Il n’est pas venu demain. Ni le jour d’après. Je l’ai attendu au coin de la rue comme un imbécile pendant trois semaines d’affilée, sous l’enseigne de la boulangerie qui n’existait plus. Je lui ai envoyé des messages. Je l’ai appelé. Je suis passé à la papeterie. Son patron m’a dit qu’il avait démissionné, qu’il avait déménagé dans le quartier d’un cousin, que non, il ne pouvait pas me donner l’adresse.

La quatrième semaine, j’ai compris.

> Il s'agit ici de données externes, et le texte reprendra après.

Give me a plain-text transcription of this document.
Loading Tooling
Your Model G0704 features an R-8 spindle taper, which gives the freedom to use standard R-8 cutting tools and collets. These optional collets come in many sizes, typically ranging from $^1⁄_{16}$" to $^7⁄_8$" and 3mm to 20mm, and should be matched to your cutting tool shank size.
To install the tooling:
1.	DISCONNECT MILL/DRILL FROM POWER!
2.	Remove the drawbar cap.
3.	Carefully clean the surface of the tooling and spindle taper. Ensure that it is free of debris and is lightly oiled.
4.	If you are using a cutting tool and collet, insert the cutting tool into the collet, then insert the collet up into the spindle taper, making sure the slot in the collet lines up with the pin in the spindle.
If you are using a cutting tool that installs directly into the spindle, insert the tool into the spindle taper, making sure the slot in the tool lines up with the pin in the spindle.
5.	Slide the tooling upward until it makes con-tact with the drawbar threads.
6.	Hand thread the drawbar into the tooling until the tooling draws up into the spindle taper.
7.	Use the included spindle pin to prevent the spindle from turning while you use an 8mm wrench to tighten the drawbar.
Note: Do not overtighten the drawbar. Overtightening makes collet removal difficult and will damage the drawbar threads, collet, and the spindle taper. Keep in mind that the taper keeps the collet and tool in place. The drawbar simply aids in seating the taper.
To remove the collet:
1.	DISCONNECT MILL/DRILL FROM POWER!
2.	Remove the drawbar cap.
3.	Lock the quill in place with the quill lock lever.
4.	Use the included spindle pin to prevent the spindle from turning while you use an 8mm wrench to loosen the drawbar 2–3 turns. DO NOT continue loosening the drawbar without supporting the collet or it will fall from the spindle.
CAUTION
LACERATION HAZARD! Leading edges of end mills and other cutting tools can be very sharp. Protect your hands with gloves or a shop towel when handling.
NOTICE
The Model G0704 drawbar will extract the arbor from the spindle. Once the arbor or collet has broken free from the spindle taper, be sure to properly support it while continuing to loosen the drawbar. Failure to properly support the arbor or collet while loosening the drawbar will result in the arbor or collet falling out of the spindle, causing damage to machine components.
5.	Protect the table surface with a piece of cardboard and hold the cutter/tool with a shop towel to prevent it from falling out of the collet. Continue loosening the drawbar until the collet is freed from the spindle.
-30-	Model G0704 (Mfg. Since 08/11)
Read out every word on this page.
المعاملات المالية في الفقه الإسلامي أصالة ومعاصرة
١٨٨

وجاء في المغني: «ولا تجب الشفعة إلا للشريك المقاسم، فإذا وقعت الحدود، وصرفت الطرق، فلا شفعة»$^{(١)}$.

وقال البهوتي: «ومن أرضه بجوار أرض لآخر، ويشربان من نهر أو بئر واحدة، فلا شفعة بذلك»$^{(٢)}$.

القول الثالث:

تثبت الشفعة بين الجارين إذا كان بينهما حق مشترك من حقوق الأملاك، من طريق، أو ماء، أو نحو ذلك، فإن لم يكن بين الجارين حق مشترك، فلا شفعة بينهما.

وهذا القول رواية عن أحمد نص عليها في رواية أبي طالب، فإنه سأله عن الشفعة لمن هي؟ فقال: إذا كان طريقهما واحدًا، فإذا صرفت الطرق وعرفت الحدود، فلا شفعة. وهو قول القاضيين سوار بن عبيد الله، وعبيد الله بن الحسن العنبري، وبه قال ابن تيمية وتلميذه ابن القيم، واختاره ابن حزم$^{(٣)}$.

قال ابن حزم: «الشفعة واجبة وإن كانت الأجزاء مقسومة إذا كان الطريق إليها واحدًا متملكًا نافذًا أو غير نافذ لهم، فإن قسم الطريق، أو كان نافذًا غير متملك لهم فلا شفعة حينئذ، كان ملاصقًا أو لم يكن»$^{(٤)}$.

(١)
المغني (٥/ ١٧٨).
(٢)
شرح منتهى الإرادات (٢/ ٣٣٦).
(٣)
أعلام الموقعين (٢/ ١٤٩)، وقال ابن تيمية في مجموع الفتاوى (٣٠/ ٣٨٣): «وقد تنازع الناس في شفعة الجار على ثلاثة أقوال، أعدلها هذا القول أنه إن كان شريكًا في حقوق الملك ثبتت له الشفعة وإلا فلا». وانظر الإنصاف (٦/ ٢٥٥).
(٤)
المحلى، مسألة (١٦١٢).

Il ne m’avait pas bloqué, il ne m’avait pas hurlé dessus, il n’avait pas fait de scandale. Il avait simplement cessé d’exister pour moi, ce qui était exactement ce que je lui avais fait cette nuit-là dans ma chambre.

J’y pense presque tous les jours. Je pense au nombre de fois où il m’avait prévenu, sans me prévenir, qu’il n’était pas prêt. Je pense à ces trois secondes que je n’ai pas attendues. Je pense à son visage contre l’oreiller et à ma tête ailleurs. Je pense à quel point tout ça m’est revenu bon marché, alors que ça aurait pu être si cher, si à moi, si à lui.

Parfois, encore aujourd’hui, je passe devant le coin de la boulangerie avant de dormir. Il fait noir, il n’y a personne. Je lève les yeux vers le deuxième étage de la maison de mes parents, qu’ils ont fini de construire il y a des années, et j’imagine les deux garçons que nous étions, montant l’escalier en silence, sans savoir à quel point il allait en falloir peu pour que tout se casse.

Si Damián lit ça un jour : c’était moi. Tu avais raison de partir. Pardon.